地元の農家を自転車で巡りBBQの食材集め

「現地のガイドさんと話していたら、コロナ禍でもキャンプ場には広島から多くの人が遊びに来ていると。とはいえ市内から車で来れることもあり、食材は自分の家近くのスーパーで買い込んで来ている人が多かった。せっかくここまで来るなら、島ならではの食材を現地で調達してBBQを楽しみたいですよね!」そんな会話から生まれたのが「おつかい」ツアー。地元のガイドに案内してもらいながら、農家の畑を訪れたり、獲れたての海産物を譲ってもらったりしながら、自転車で島を巡ります。
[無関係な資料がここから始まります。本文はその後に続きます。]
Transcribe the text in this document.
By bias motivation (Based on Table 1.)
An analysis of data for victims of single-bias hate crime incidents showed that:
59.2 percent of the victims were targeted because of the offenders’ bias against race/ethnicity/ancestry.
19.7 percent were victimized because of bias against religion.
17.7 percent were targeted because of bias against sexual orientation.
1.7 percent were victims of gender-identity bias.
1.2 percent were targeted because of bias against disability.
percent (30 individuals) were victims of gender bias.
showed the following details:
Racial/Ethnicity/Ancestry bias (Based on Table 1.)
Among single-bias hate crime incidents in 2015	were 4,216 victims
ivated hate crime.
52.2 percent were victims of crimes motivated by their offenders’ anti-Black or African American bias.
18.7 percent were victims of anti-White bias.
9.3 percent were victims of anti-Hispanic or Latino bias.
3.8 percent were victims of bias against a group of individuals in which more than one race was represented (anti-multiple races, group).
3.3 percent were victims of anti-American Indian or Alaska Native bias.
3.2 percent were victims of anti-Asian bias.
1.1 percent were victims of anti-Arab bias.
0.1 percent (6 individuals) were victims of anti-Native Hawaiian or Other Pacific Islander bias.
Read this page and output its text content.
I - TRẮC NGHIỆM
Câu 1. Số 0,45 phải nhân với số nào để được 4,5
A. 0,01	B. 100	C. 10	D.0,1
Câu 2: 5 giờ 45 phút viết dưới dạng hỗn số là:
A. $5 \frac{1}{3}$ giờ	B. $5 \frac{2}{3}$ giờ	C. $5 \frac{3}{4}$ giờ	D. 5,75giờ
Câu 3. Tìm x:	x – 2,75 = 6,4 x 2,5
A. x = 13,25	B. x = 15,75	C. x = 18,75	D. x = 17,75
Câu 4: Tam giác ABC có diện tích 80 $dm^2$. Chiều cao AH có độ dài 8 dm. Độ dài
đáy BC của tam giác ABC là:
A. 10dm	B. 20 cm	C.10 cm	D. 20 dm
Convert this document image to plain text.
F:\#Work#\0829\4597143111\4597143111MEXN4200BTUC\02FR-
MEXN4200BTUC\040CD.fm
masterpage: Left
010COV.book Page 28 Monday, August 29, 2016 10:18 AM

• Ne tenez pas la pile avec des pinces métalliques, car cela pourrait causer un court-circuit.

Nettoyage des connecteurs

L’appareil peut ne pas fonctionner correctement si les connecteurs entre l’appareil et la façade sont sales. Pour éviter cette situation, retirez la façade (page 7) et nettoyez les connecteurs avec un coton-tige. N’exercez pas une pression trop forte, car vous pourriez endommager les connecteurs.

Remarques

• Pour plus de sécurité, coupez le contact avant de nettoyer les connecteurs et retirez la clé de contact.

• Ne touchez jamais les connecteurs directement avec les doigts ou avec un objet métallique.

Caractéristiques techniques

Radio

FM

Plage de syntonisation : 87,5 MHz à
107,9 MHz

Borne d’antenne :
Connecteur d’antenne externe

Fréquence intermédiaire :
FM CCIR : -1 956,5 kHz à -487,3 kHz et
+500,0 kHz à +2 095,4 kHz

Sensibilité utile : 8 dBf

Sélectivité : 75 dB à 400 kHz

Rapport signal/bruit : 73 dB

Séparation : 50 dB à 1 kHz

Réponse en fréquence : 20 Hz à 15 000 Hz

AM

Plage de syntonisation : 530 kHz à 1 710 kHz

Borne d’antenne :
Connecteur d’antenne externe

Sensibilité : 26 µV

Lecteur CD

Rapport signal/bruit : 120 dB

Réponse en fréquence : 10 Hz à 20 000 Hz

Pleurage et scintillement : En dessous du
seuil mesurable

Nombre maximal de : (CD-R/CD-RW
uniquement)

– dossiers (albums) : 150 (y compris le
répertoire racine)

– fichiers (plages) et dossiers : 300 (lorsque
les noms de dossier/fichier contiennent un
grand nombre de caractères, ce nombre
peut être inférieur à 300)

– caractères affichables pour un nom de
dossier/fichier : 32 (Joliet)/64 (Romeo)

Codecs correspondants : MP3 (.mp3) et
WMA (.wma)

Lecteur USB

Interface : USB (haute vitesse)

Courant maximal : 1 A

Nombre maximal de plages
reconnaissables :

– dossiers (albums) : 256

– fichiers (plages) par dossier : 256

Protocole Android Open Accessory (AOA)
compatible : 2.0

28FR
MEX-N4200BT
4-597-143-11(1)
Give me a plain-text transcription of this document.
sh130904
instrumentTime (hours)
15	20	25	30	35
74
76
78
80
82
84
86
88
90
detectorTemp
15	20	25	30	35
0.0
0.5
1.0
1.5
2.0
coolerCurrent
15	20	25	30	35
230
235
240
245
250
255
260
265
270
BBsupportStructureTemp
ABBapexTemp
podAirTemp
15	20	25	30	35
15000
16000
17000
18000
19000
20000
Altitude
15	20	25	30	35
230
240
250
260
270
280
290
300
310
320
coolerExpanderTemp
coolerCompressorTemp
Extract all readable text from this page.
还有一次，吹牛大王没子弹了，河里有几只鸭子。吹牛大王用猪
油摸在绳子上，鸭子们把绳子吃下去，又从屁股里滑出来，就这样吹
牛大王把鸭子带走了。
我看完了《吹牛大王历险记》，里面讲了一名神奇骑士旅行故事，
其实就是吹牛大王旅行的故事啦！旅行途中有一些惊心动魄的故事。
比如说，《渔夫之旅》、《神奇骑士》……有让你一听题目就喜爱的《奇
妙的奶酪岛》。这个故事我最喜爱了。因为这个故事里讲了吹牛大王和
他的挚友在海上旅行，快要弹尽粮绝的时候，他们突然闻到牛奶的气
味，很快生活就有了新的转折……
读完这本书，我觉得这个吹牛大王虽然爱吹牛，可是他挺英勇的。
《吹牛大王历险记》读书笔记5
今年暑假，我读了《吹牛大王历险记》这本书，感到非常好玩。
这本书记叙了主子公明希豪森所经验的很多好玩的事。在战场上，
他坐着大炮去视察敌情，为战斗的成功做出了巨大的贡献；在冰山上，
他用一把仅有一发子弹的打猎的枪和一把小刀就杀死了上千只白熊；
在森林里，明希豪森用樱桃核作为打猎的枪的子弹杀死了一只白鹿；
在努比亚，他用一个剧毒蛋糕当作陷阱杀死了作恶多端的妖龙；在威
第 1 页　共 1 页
サイクリング中に見える景色にもこだわり、開放的な海沿いの道や急斜面からの眺望、農道を越えると波音が聴こえてくる場所や、おばあちゃんが日向ぼっこしている横を通らせてもらい挨拶を交わしたりしながらの島巡り。それこそ島中の道を自転車で走り回ってルートを決めたそうです。
島を自転車で巡りながら必要な食材が十分に調達できたら、ビーチ沿いのBBQスポットへ。目の前に心地いい景色が広がる、とっておきの場所でBBQをして、今度は胃袋で島を満喫します。

お互いが嬉しい、おつかいの関係

「ツアーを始めてみて一つだけ困ったことがありました。生産者さんに、お金を支払おうとしても“そんなん、いらんわい”と言われてしまうこと。“お金払うなら、やらんで”とまで言われることも。顔馴染みのガイドが案内するからこその嬉しい関係ではあるのですが」。そこで、石飛さん達が思いついたのが、町から欲しいものを予め確認して届けること。島の中心から離れた所に住んでいる方もいるので、生活用品や、お菓子を頼まれることもあります。「“買ってきたよ〜”“ありがとね〜”みたいな感じで。これこそ、本当のおつかいかも知れませんね」と笑います。

第2の故郷のように訪れることができる場所

「買っていったり、買いにいったりする、おつかいの関係って地元住民同士の関係みたいなものですよね。初めて行った場所で、その地域の物を食べて、その地域の人と出会って、その地域の道を走ったら、そこはもう知らない場所じゃない。江田島を第2の故郷のように、いつでも気兼ねなく訪れる関係がつくれたら最高です」。
日常からの離脱感覚、頑張りすぎてる自分を置いてきて、江田島でのんびりとした島時間を味わうサイクリングへ、あなたも出かけませんか。